Вскоре она поняла, что этот стон, вначале заставивший ее вздрогнуть, этот горестный и несмолкающий вопль был жалобным воем собаки на набережной. Ей вспомнился бедный Блек, о котором она забыла, когда ее увозили из Тампля, и чей голос, казалось ей, теперь узнала.
Действительно, бедное животное, из-за избытка бдительности потерявшее свою хозяйку, незаметно последовало за ней, бежало за экипажем вплоть до решеток Консьержери и бросилось прочь только потому, что едва не было разрезано пополам двойным лезвием железных ворот, захлопнувшихся за королевой. Но бедная собака вскоре опять вернулась и, поняв, что ее хозяйка заперта в этом каменном склепе, звала ее, завывая в десяти шагах от часового, в ожидании ласкового ответа.
Королева ответила вздохом, насторожившим охрану.
Но, поскольку этот вздох был единственным и за ним не последовало никакого шума в комнате Марии Антуанетты, охранники успокоились и опять погрузились в дремоту.
На рассвете королева поднялась и оделась.
Сквозь частые прутья оконной решетки голубоватый свет падал на ее исхудавшие руки; она делала вид, что читает, но мысли ее были далеко от книги.
Жандарм Жильбер приоткрыл ширму и молча посмотрел на нее. Мария Антуанетта услышала скрип створок, которые, складываясь, царапали пол, но даже не шевельнулась.
Она сидела так, что жандармам ее голова видна была в ореоле утреннего света.

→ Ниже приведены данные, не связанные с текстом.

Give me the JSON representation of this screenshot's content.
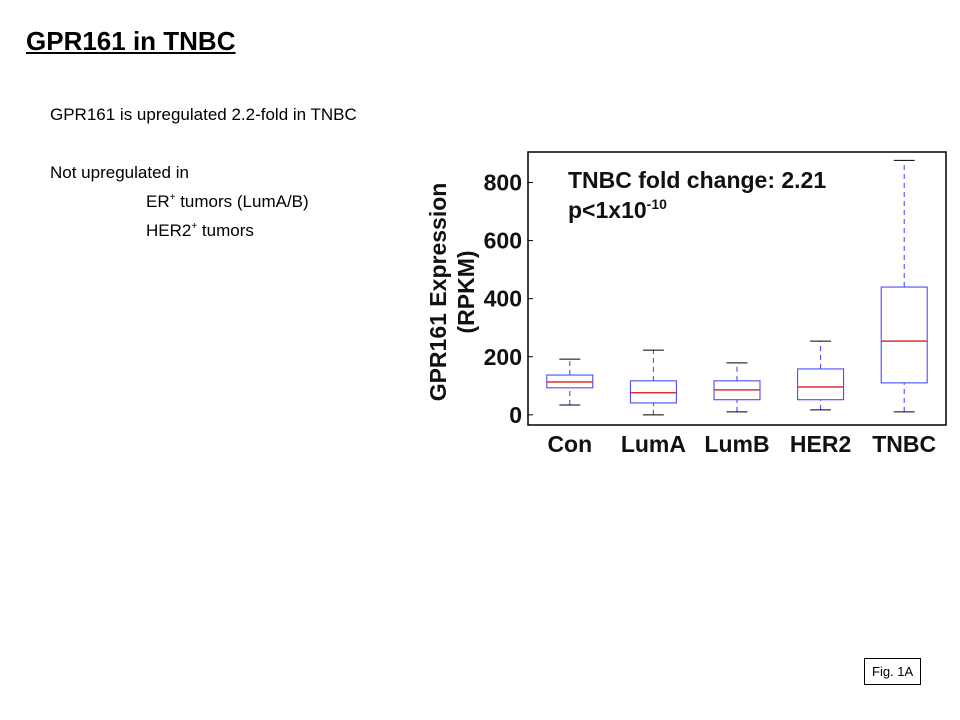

Жильбер подал товарищу знак, чтобы тот вместе с ним заглянул за ширму.
Дюшен подошел.
— Посмотри, — тихо произнес Жильбер, — как она бледна; это ужасно! Ее глаза покраснели, значит, она страдает. Я сказал бы, что она плакала.
— Ты же хорошо знаешь, — ответил Дюшен, — что вдова Капет никогда не плачет. Для этого она слишком горда.
— Значит, она больна, — решил Жильбер.
И продолжал, повысив голос:
— Скажи-ка, гражданка Капет, ты больна?
Королева медленно подняла глаза и устремила свой ясный и вопрошающий взгляд на охранников.
— Это вы со мной говорите, господа? — спросила она голосом, полным доброты: ей показалось, что она заметила тень участия в тоне того, кто обратился к ней.
— Да, гражданка, с тобой, — продолжал Жильбер. — Мы спрашиваем тебя: не больна ли ты?
— Почему вы об этом спрашиваете?
— Потому что у тебя очень красные глаза.
— К тому же ты очень бледна, — добавил Дюшен.
— Благодарю вас, господа. Нет, я не больна, но ночью мне действительно было плохо.
— Ах да, твои печали…
— Нет, господа, мои печали всегда одни и те же; и поскольку религия научила меня повергать их к подножию креста, то не бывает дней, когда мои печали заставляют меня страдать больше или меньше. Просто этой ночью я слишком мало спала.
— Понятно: новое жилище, другая постель, — предположил Дюшен.
— К тому же, жилище не из лучших, — добавил Жильбер.
— Нет, господа, не из-за этого, — покачав головой, сказала королева. — Хорошее или нет, мое жилище мне безразлично.
— В чем же тогда причина?
— В чем?
— Да.
— Прошу простить меня за мои слова; но я очень непривычна к запаху табака, который и сейчас исходит от этого господина.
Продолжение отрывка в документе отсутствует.